Nearly 100 soldiers of the California National Guard's 1st Battalion, 18th Cavalry Regiment return to the Southland Thursday from a yearlong deployment in Kosovo.

The disputed territory in the Balkans declared independence from Serbia in February 2008 in a region that has been unstable since the breakup of Yugoslavia more than 18 years ago and where U.S troops have been part of a NATO peacekeeping contingent since 1999.

The soldiers returning Thursday were among more than 1,200 California National Guardsmen tasked with peacekeeping operations in Kosovo, according to California National Guard Sgt. Jan Bender.

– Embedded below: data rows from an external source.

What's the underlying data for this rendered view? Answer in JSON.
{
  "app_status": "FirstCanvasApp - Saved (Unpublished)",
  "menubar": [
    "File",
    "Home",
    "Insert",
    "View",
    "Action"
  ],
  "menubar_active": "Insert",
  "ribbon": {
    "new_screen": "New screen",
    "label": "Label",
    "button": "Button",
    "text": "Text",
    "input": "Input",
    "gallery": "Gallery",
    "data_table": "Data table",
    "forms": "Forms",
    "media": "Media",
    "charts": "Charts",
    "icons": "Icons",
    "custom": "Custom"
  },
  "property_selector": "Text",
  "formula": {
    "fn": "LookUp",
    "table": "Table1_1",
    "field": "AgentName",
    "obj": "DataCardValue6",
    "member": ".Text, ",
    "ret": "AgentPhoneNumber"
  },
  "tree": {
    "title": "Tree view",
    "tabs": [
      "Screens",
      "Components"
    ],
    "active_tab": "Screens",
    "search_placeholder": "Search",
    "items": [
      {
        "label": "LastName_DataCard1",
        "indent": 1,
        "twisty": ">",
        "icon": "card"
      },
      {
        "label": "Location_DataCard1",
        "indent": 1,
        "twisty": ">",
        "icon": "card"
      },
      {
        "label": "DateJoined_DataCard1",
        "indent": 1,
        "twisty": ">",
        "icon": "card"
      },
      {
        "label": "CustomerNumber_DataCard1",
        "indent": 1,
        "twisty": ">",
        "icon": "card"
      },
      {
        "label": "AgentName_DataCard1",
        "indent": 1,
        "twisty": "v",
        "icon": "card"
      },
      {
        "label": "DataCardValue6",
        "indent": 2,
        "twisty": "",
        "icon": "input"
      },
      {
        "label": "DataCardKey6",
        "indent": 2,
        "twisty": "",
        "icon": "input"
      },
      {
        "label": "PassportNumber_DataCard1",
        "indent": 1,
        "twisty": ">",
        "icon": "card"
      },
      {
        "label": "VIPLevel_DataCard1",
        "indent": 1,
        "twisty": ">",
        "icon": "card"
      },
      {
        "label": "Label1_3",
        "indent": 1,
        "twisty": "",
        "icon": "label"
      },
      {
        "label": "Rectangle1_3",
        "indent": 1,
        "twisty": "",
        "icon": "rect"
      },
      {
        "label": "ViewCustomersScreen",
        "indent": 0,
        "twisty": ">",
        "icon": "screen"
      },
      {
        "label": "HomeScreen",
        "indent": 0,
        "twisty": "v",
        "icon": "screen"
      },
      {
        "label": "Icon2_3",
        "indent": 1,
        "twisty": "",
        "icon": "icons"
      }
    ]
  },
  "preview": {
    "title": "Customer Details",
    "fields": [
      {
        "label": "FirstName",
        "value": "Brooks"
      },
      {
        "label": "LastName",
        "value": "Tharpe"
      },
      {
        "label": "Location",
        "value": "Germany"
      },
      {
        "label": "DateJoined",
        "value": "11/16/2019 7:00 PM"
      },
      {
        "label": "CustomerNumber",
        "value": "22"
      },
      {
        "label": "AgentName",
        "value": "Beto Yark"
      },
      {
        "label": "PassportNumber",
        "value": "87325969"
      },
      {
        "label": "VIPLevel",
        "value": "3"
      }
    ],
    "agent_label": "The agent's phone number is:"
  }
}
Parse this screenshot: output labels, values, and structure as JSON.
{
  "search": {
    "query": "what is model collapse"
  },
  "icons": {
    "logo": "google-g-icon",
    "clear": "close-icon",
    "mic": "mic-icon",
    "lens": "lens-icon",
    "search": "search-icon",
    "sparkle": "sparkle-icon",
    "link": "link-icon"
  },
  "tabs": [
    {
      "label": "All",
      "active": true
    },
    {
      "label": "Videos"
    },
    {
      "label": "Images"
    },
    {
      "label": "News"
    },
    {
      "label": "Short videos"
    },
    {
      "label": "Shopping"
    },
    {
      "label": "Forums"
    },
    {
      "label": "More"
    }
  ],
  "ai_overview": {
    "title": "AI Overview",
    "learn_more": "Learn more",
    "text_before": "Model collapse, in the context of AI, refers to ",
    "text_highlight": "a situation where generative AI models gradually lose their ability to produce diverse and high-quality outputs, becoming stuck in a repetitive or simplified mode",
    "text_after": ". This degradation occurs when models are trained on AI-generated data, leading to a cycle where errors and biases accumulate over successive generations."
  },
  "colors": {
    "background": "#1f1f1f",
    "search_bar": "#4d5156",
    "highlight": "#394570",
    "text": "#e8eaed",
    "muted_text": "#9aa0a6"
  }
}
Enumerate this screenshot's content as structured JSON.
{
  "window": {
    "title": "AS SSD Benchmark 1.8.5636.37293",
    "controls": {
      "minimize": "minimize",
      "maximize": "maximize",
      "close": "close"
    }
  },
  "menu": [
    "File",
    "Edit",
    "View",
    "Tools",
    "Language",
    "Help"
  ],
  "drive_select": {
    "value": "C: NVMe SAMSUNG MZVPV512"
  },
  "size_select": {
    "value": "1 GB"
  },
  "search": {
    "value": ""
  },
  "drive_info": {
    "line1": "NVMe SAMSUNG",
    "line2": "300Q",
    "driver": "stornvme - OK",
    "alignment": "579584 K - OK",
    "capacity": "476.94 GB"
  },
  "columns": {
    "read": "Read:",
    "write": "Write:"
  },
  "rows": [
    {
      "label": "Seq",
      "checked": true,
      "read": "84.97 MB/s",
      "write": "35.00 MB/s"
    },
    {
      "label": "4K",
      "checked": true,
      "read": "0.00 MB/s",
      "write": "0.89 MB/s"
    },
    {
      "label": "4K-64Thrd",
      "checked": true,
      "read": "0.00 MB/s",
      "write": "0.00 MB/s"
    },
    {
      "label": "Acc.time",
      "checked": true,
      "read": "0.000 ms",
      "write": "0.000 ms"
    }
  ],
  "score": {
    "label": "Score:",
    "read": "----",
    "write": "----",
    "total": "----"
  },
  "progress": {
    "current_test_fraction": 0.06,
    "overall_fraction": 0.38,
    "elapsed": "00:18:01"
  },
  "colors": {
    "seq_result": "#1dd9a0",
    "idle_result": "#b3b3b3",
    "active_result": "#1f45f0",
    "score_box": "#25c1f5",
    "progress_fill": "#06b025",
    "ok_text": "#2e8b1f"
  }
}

In Kosovo, they spent their days and nights on patrols, provided security for other coalition forces, trained with Kosovan military forces, and performed humanitarian aid missions, according to Bender.

"I am proud and honored to welcome home the soldiers of our California National Guard, who for the last year successfully provided security and stabilization for the people of Kosovo," Maj. Gen. William H. Wade II, the California National Guard adjutant general, said in a statement. "It is fitting that these soldiers are home just in time for Thanksgiving."

Kosovo has been under United Nations protections since 1999, after NATO intervened to stop the repression of ethnic Albanians, who make up about 95 percent of its population. Many of soldiers returning today have also deployed in Iraq and Afghanistan, Bender said.